Wes the CEO of Dotty's Hot or Not app here. Thank you Ethan & IPVM for the article!
One reason readings could be low is there is a sliding window crowd average to compensate for environmental conditions like a cold or hot airplane affecting the entire crowd. We assume the majority of a crowd is healthy and elevated temps are low probability outliers.
If you push too many 99-100F faces into the statistical machine as part of augmented elevated temperature testing it will push the following face temps to read low for a few normal readings until it re-stabilises around normal body temp values. Any temperature above 100F is excluded from the crowd source data considered as true temperature outliers and don't affect the running average.

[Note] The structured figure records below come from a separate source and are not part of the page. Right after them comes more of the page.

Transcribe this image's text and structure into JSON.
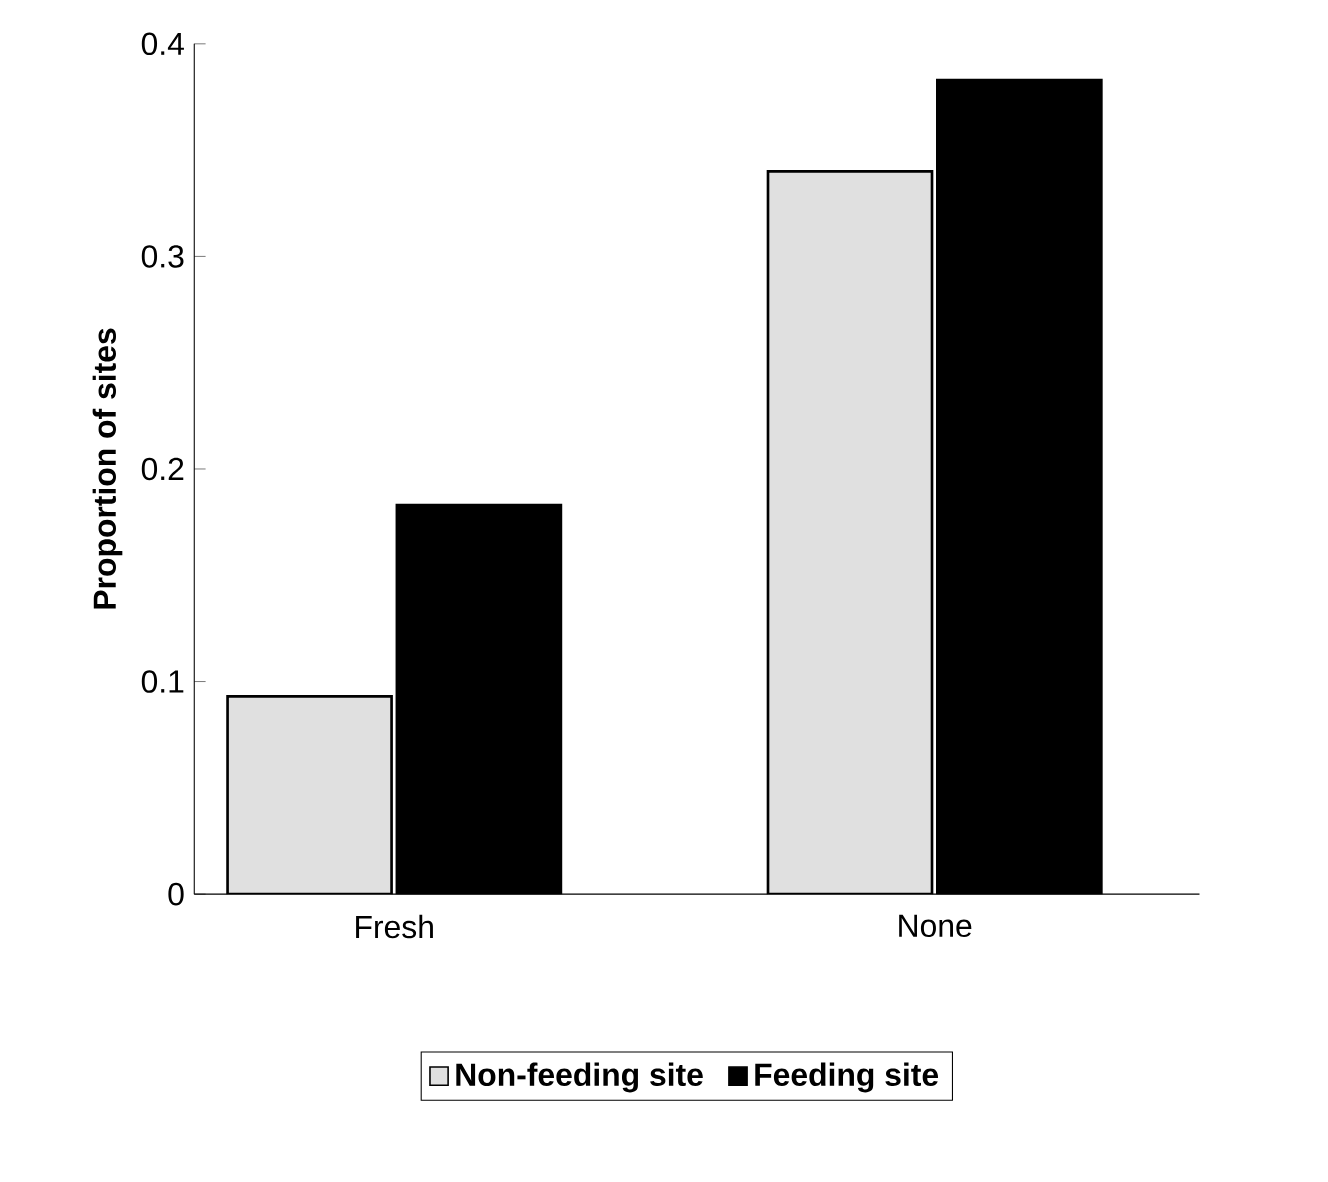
{
  "chart_data": {
    "type": "bar",
    "ylabel": "Proportion of sites",
    "categories": [
      "Fresh",
      "None"
    ],
    "series": [
      {
        "name": "Non-feeding site",
        "color": "#e0e0e0",
        "values": [
          0.093,
          0.34
        ]
      },
      {
        "name": "Feeding site",
        "color": "#000000",
        "values": [
          0.183,
          0.383
        ]
      }
    ],
    "ylim": [
      0,
      0.4
    ],
    "yticks": [
      0,
      0.1,
      0.2,
      0.3,
      0.4
    ],
    "grid": false,
    "legend": "bottom"
  }
}
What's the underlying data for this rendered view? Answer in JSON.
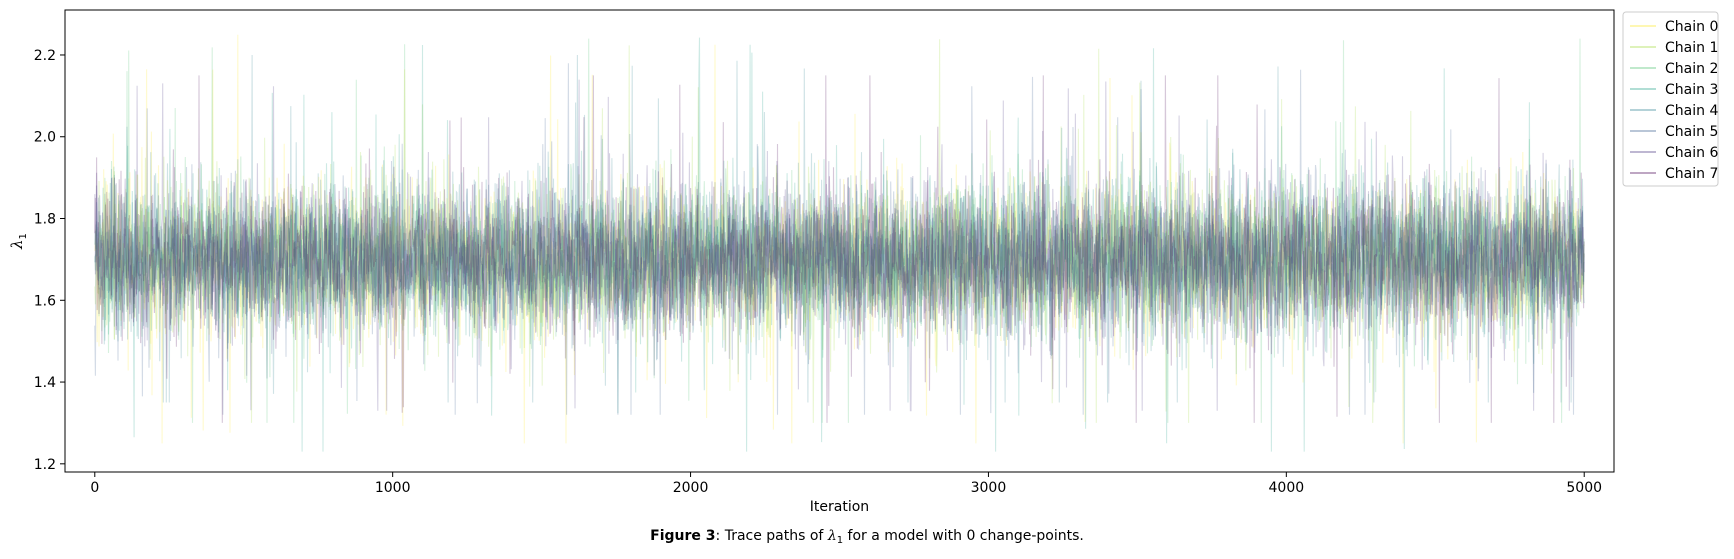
{
  "chart_data": {
    "type": "line",
    "title": "",
    "xlabel": "Iteration",
    "ylabel": "λ1",
    "xlim": [
      -100,
      5100
    ],
    "ylim": [
      1.18,
      2.31
    ],
    "xticks": [
      0,
      1000,
      2000,
      3000,
      4000,
      5000
    ],
    "xtick_labels": [
      "0",
      "1000",
      "2000",
      "3000",
      "4000",
      "5000"
    ],
    "yticks": [
      1.2,
      1.4,
      1.6,
      1.8,
      2.0,
      2.2
    ],
    "ytick_labels": [
      "1.2",
      "1.4",
      "1.6",
      "1.8",
      "2.0",
      "2.2"
    ],
    "grid": false,
    "legend_position": "outside-top-right",
    "n_iterations": 5000,
    "center_value": 1.7,
    "series": [
      {
        "name": "Chain 0",
        "color": "#fde725",
        "approx_mean": 1.7,
        "approx_range": [
          1.25,
          2.26
        ]
      },
      {
        "name": "Chain 1",
        "color": "#a0da39",
        "approx_mean": 1.7,
        "approx_range": [
          1.3,
          2.24
        ]
      },
      {
        "name": "Chain 2",
        "color": "#4ac16d",
        "approx_mean": 1.7,
        "approx_range": [
          1.3,
          2.24
        ]
      },
      {
        "name": "Chain 3",
        "color": "#1fa187",
        "approx_mean": 1.7,
        "approx_range": [
          1.23,
          2.26
        ]
      },
      {
        "name": "Chain 4",
        "color": "#277f8e",
        "approx_mean": 1.7,
        "approx_range": [
          1.35,
          2.2
        ]
      },
      {
        "name": "Chain 5",
        "color": "#365c8d",
        "approx_mean": 1.7,
        "approx_range": [
          1.32,
          2.18
        ]
      },
      {
        "name": "Chain 6",
        "color": "#46327e",
        "approx_mean": 1.7,
        "approx_range": [
          1.33,
          2.16
        ]
      },
      {
        "name": "Chain 7",
        "color": "#440154",
        "approx_mean": 1.7,
        "approx_range": [
          1.3,
          2.15
        ]
      }
    ]
  },
  "caption": {
    "label": "Figure 3",
    "text_before": ": Trace paths of ",
    "symbol": "λ",
    "subscript": "1",
    "text_after": " for a model with 0 change-points."
  }
}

Not saying this is the reason the values were low, but sharing for deeper understanding of the science and the challenges of artificially inducing temperatures in rapid succession for testing. It's also hard to get a normal crowd sourced average with only a handful of unique faces. More is better in the case of our system.
Thanks again guys for taking the time to dig into our systems, keep up the good work.
Hi Wes, I think your approach is correct. In regard to the second paragraph: 'If you push too many...'. What does this mean to the user? How many is too many? How does a user know that too many range-bound temps were pushed and the system is entering a re-stabilization mode? Given most temps will be normal range bound is this expected to happen at the start of each day? It seems that the system should identify to the user that it's in re-stabilization mode so the user can handle readings taken in this mode or maybe the system stops taking measurements during re-stabilization. Can the system remain stable in high traffic situations? What interarrival rate is supported?
I've borrowed one of IPVMs graphics from an article to help show the latest normal body temp ranges. Anything above 100F we don't count in the statistical machine, we see them as outliers.
Our system relies on the subjects being part of the normal healthy population to actually look like this graph over time (more or less), and then outliers are the potential fevers. The issue when testing for fevers over and over with a hot water bottle or a hair dryer on the face is you may be cooling down from 100.4F through to 99F and that has the normal distribution higher than in reality. Also only 3 or 4 different faces won't create this normal distribution very well. You need a stream of different people.
The more throughput for our system the better. It's just augmented temperatures during testing that needs to be understood, in the real world that's not an issue.
wouldn’t be the first time we’ve added a +1 to our code just because :)
But we actually normalise around 97.5F based on a global medical study. This Stanford medical literature shows a normal distribution at 98F for North America, so we could take it up half a notch for North America. We’ll consider that.